Além de ampliar para quatro equipes, levou o novo torneio para a Arábia Saudita. Inúmeras questões surgiram. Desde a lógica da competição, passando pelos impactos no calendário e chegando aos diversos problemas do país escolhido. Acima de tudo, estava o dinheiro.
A possibilidade de rentabilizar com os principais clubes virou um pote de ouro para a Federação. Mais do que isso. Era também a chance de dar um golpe na Liga, já que existe uma guerra política em andamento. Representantes de La Liga e RFEF (Real Federação Espanhola de Futebol) divergem frequentemente e protagonizam diversas polêmicas em público.
Ao marcar a nova Supercopa para fora da Espanha, a entidade leva adiante uma ideia que havia surgido na Liga e que, na época, encontrou muita resistência para sair do papel. A proposta era realizar uma rodada ou alguns jogos do campeonato nacional em diferentes países pelo mundo. Uma maneira de explorar a marca global e fortalecer o produto em importantes mercados espalhados por outros continentes.

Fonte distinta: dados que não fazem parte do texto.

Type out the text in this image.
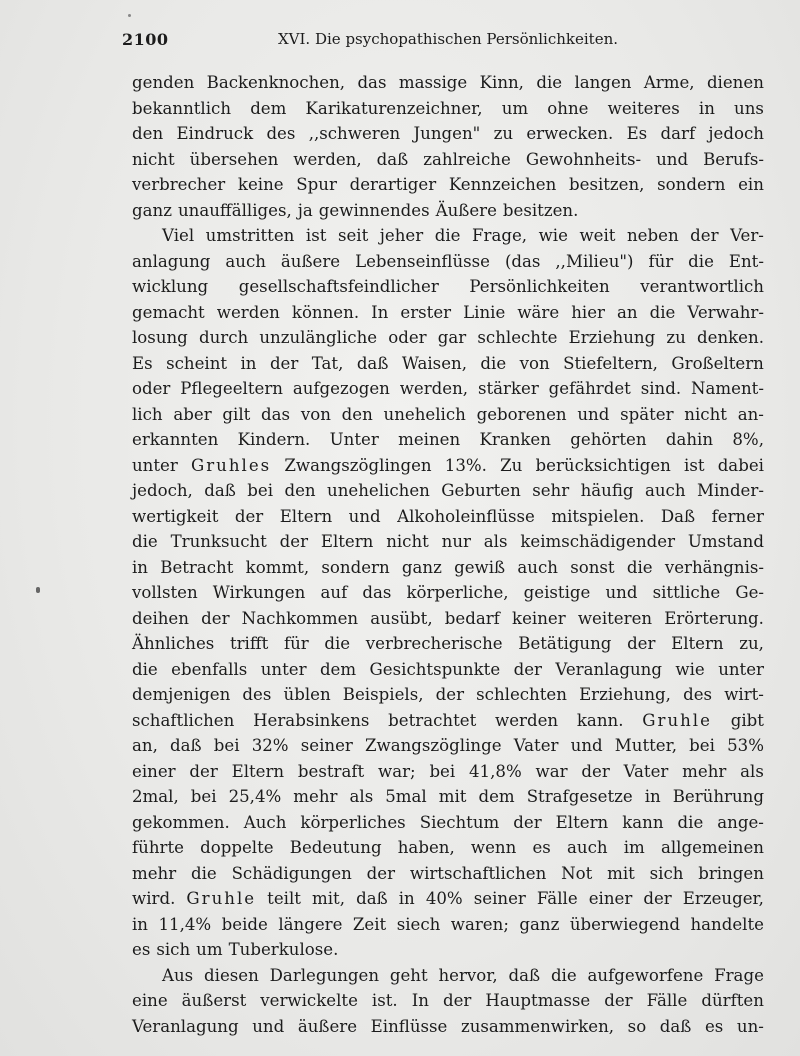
2100	XVI. Die psychopathischen Persönlichkeiten.
genden Backenknochen, das massige Kinn, die langen Arme, dienen
bekanntlich dem Karikaturenzeichner, um ohne weiteres in uns
den Eindruck des ,,schweren Jungen" zu erwecken. Es darf jedoch
nicht übersehen werden, daß zahlreiche Gewohnheits- und Berufs-
verbrecher keine Spur derartiger Kennzeichen besitzen, sondern ein
ganz unauffälliges, ja gewinnendes Äußere besitzen.
Viel umstritten ist seit jeher die Frage, wie weit neben der Ver-
anlagung auch äußere Lebenseinflüsse (das ,,Milieu") für die Ent-
wicklung gesellschaftsfeindlicher Persönlichkeiten verantwortlich
gemacht werden können. In erster Linie wäre hier an die Verwahr-
losung durch unzulängliche oder gar schlechte Erziehung zu denken.
Es scheint in der Tat, daß Waisen, die von Stiefeltern, Großeltern
oder Pflegeeltern aufgezogen werden, stärker gefährdet sind. Nament-
lich aber gilt das von den unehelich geborenen und später nicht an-
erkannten Kindern. Unter meinen Kranken gehörten dahin 8%,
unter Gruhles Zwangszöglingen 13%. Zu berücksichtigen ist dabei
jedoch, daß bei den unehelichen Geburten sehr häufig auch Minder-
wertigkeit der Eltern und Alkoholeinflüsse mitspielen. Daß ferner
die Trunksucht der Eltern nicht nur als keimschädigender Umstand
in Betracht kommt, sondern ganz gewiß auch sonst die verhängnis-
vollsten Wirkungen auf das körperliche, geistige und sittliche Ge-
deihen der Nachkommen ausübt, bedarf keiner weiteren Erörterung.
Ähnliches trifft für die verbrecherische Betätigung der Eltern zu,
die ebenfalls unter dem Gesichtspunkte der Veranlagung wie unter
demjenigen des üblen Beispiels, der schlechten Erziehung, des wirt-
schaftlichen Herabsinkens betrachtet werden kann. Gruhle gibt
an, daß bei 32% seiner Zwangszöglinge Vater und Mutter, bei 53%
einer der Eltern bestraft war; bei 41,8% war der Vater mehr als
2mal, bei 25,4% mehr als 5mal mit dem Strafgesetze in Berührung
gekommen. Auch körperliches Siechtum der Eltern kann die ange-
führte doppelte Bedeutung haben, wenn es auch im allgemeinen
mehr die Schädigungen der wirtschaftlichen Not mit sich bringen
wird. Gruhle teilt mit, daß in 40% seiner Fälle einer der Erzeuger,
in 11,4% beide längere Zeit siech waren; ganz überwiegend handelte
es sich um Tuberkulose.
Aus diesen Darlegungen geht hervor, daß die aufgeworfene Frage
eine äußerst verwickelte ist. In der Hauptmasse der Fälle dürften
Veranlagung und äußere Einflüsse zusammenwirken, so daß es un-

Em campo, o que se viu foi um menor interesse das torcidas espanholas. Valencia e Atlético de Madrid, por exemplo, somaram menos de 100 pedidos de ingressos por parte de torcedores que teriam que viajar até a Arábia Saudita. Na realidade, virou um ambiente de excursão de pré-temporada, em que os fãs estrangeiros conseguem ver os clubes e ídolos de perto. Naturalmente, a maior atração para ir ao estádio foi Lionel Messi.

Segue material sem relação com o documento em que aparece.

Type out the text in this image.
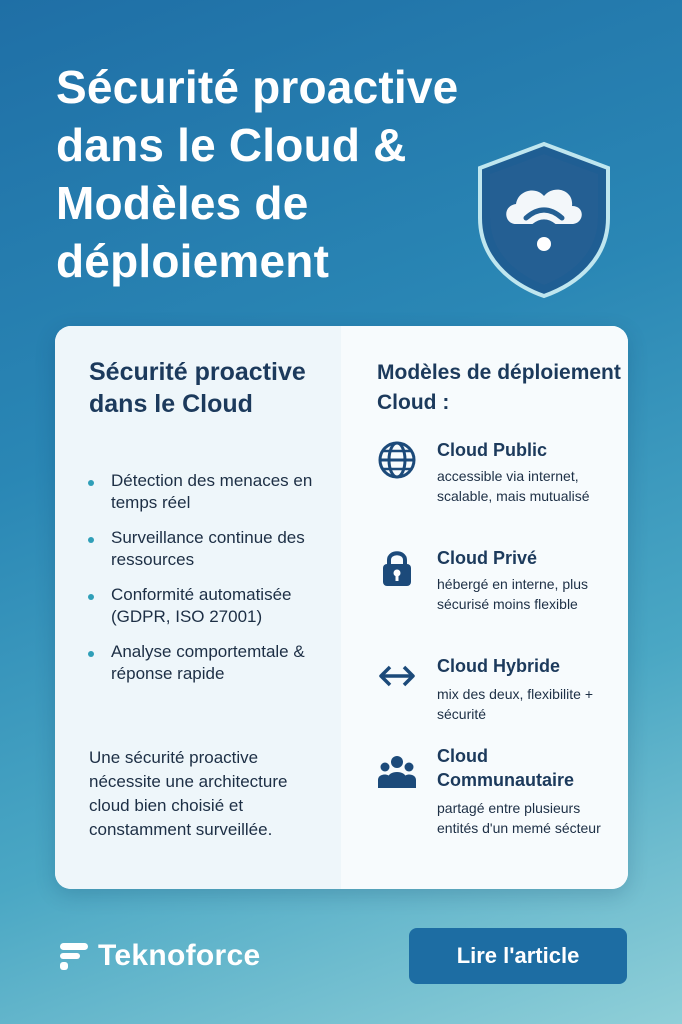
Sécurité proactive dans le Cloud & Modèles de déploiement
Sécurité proactive dans le Cloud
Détection des menaces en temps réel
Surveillance continue des ressources
Conformité automatisée (GDPR, ISO 27001)
Analyse comportemtale & réponse rapide
Une sécurité proactive nécessite une architecture cloud bien choisié et constamment surveillée.
Modèles de déploiement Cloud :
Cloud Public
accessible via internet, scalable, mais mutualisé
Cloud Privé
hébergé en interne, plus sécurisé moins flexible
Cloud Hybride
mix des deux, flexibilite + sécurité
Cloud Communautaire
partagé entre plusieurs entités d'un memé sécteur
Teknoforce	Lire l'article
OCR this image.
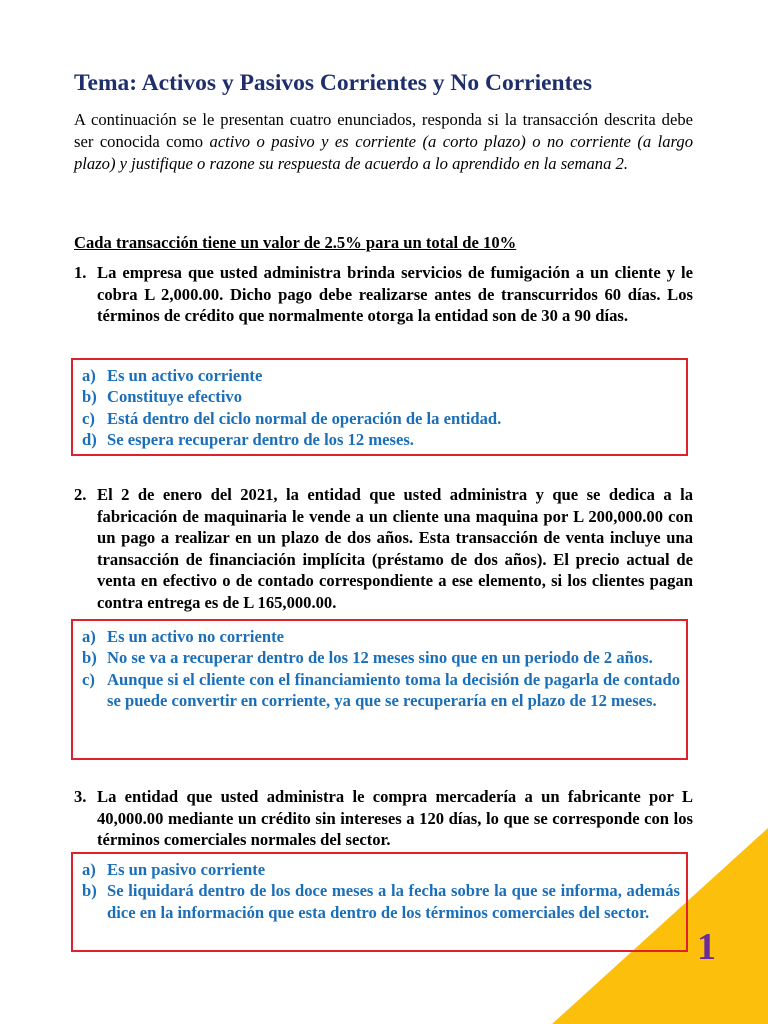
Tema: Activos y Pasivos Corrientes y No Corrientes
A continuación se le presentan cuatro enunciados, responda si la transacción descrita debe ser conocida como activo o pasivo y es corriente (a corto plazo) o no corriente (a largo plazo) y justifique o razone su respuesta de acuerdo a lo aprendido en la semana 2.
Cada transacción tiene un valor de 2.5% para un total de 10%
1. La empresa que usted administra brinda servicios de fumigación a un cliente y le cobra L 2,000.00. Dicho pago debe realizarse antes de transcurridos 60 días. Los términos de crédito que normalmente otorga la entidad son de 30 a 90 días.
a) Es un activo corriente
b) Constituye efectivo
c) Está dentro del ciclo normal de operación de la entidad.
d) Se espera recuperar dentro de los 12 meses.
2. El 2 de enero del 2021, la entidad que usted administra y que se dedica a la fabricación de maquinaria le vende a un cliente una maquina por L 200,000.00 con un pago a realizar en un plazo de dos años. Esta transacción de venta incluye una transacción de financiación implícita (préstamo de dos años). El precio actual de venta en efectivo o de contado correspondiente a ese elemento, si los clientes pagan contra entrega es de L 165,000.00.
a) Es un activo no corriente
b) No se va a recuperar dentro de los 12 meses sino que en un periodo de 2 años.
c) Aunque si el cliente con el financiamiento toma la decisión de pagarla de contado se puede convertir en corriente, ya que se recuperaría en el plazo de 12 meses.
3. La entidad que usted administra le compra mercadería a un fabricante por L 40,000.00 mediante un crédito sin intereses a 120 días, lo que se corresponde con los términos comerciales normales del sector.
a) Es un pasivo corriente
b) Se liquidará dentro de los doce meses a la fecha sobre la que se informa, además dice en la información que esta dentro de los términos comerciales del sector.
1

A organização também recebeu críticas dos próprios clubes, e com razão. A divisão dos valores destinados aos participantes não foi igual. O Valencia, campeão da última Copa do Rei, recebeu bem menos dinheiro que os outros três. É evidente que os organizadores estão mais preocupados com o maior número de jogos e com a garantia de que, de alguma forma, as principais estrelas estarão em campo para justificar a nova fonte de lucro.

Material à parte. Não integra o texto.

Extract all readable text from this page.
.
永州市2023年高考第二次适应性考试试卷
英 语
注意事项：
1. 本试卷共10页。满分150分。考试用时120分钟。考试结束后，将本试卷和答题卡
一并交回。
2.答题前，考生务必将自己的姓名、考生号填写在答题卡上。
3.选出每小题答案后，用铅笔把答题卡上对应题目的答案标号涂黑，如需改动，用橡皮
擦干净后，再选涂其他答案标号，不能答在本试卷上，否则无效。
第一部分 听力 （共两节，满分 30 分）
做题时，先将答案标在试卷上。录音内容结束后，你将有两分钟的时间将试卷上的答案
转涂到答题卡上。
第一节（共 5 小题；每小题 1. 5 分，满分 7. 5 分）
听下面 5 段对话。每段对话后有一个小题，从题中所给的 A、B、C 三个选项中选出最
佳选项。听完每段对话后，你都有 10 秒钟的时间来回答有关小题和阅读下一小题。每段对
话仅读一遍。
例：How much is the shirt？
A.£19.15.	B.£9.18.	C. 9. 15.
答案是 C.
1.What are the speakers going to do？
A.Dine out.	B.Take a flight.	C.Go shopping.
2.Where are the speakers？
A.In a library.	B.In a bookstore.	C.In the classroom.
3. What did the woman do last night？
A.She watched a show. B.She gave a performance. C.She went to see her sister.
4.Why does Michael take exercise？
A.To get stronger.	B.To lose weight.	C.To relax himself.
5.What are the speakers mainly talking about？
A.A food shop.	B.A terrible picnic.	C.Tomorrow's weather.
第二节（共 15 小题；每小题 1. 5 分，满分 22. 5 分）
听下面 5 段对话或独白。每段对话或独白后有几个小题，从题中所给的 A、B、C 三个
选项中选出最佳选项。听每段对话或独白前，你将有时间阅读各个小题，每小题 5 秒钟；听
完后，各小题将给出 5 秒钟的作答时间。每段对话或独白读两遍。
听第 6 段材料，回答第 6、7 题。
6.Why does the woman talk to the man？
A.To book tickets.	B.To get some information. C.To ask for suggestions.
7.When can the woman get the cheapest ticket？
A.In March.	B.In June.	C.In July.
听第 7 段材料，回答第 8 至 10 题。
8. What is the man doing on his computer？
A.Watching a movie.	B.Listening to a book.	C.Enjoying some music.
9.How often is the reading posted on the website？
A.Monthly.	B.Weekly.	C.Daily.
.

A sensação de aberração ainda ficaria maior por conta do desfecho futebolístico. Real Madrid e Atlético venceram as semifinais e se enfrentarão na decisão do torneio. Uma Supercopa que terá uma final entre equipes que nada venceram no país na última temporada. Total contradição e zero sentido histórico.
O Real Madrid fez boa partida contra o Valencia e testou, com sucesso, uma nova formação. O Atlético conseguiu uma improvável virada em um segundo tempo dramático contra o Barcelona. Nada injusto na parte esportiva.
Claro que qualquer clássico espanhol vai despertar interesse mundial e será um jogo agradável de se ver. E é nisso que a Federação aposta para obter sucesso. A questão é se faz sentido jogar um mini torneio no início de janeiro, ignorando problemas de direitos humanos na escolha da sede e atropelando a tradição de uma taça que tinha outro significado. Que Real Madrid e Atlético podem fazer um ótimo clássico, não há a menor dúvida. Muitos deles marcaram a última década, inclusive. No entanto, o sentimento é de que será um dérbi fora de hora e fora de lugar, entre dois times que nem deveriam estar ali.